Finance is a generic term for all things concerning the management, production, and allocation of capital and funds. There are four broad perspectives on the study and management of funds: behavioral finance, fundamental economics, institutional finance, and investment psychology. These various approaches reflect distinct approaches to the science of funds management. The goal of this book is to teach and illustrate the important differences between these perspectives as well as provide practical applications for improved decision making. This book also utilizes basic case studies from around the world to illustrate theoretical concepts.

Behavioral finance is the study of how people interpret and respond to financial situations. It is concerned with why people choose one financial option over another and why they make sub-optimal decisions in other cases. Fundamental economics deals with the processes that lead up to investment decisions. Institutional finance studies the interactions among financial institutions and individuals and their willingness to lend and borrow.

Behavioral finance is strongly influenced by two main research models. The first is bargaining theory, which states that people are motivated to save money for the long-term even when they face short-term expenses. The second is behavioral ontology, which assumes that individuals base their budgeting decisions on future incomes from employment, earnings, and savings. The information presented here can help individual’s budget their finances. As a result, a successful financial plan should include adequate funding for both short-term expenses and long-term investments to provide a secure financial foundation.
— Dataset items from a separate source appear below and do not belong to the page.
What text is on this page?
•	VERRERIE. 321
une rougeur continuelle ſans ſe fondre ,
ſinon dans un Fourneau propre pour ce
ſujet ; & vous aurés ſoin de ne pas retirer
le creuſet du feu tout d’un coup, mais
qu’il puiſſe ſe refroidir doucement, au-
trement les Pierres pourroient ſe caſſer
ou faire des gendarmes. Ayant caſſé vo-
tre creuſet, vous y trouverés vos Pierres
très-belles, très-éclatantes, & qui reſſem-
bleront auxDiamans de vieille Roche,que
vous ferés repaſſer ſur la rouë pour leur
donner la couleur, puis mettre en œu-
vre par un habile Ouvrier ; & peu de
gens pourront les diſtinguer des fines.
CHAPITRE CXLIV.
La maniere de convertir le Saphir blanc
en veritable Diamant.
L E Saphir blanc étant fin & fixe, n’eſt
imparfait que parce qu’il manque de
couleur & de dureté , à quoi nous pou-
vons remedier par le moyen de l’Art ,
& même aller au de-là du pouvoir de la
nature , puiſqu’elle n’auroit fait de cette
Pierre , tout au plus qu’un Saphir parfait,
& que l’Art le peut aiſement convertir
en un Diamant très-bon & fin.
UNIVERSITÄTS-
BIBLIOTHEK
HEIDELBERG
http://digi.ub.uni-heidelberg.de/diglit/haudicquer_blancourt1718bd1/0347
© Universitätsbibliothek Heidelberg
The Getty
Another model used by financial planners is financial literacy. Financial literacy is the ability to understand and use the concepts of budgeting, savings, investing, borrowing, spending, and credit. Learning about these concepts requires both educating individuals and providing knowledge about current events. A financial planner who wishes to be successful must master financial literacy and develop expertise in applying it to personal finance.

A strong combination of behavioral finance knowledge and other modern financial theories is necessary for a truly effective financial planning process. In fact, a lack of knowledge about any one of these concepts may actually result in financial losses. Therefore, a financial planner should take all steps necessary to learn every concept he or she can handle. A good planner will always have a plan that meets the needs of his or her client, while still providing enough flexibility to adapt to changing circumstances.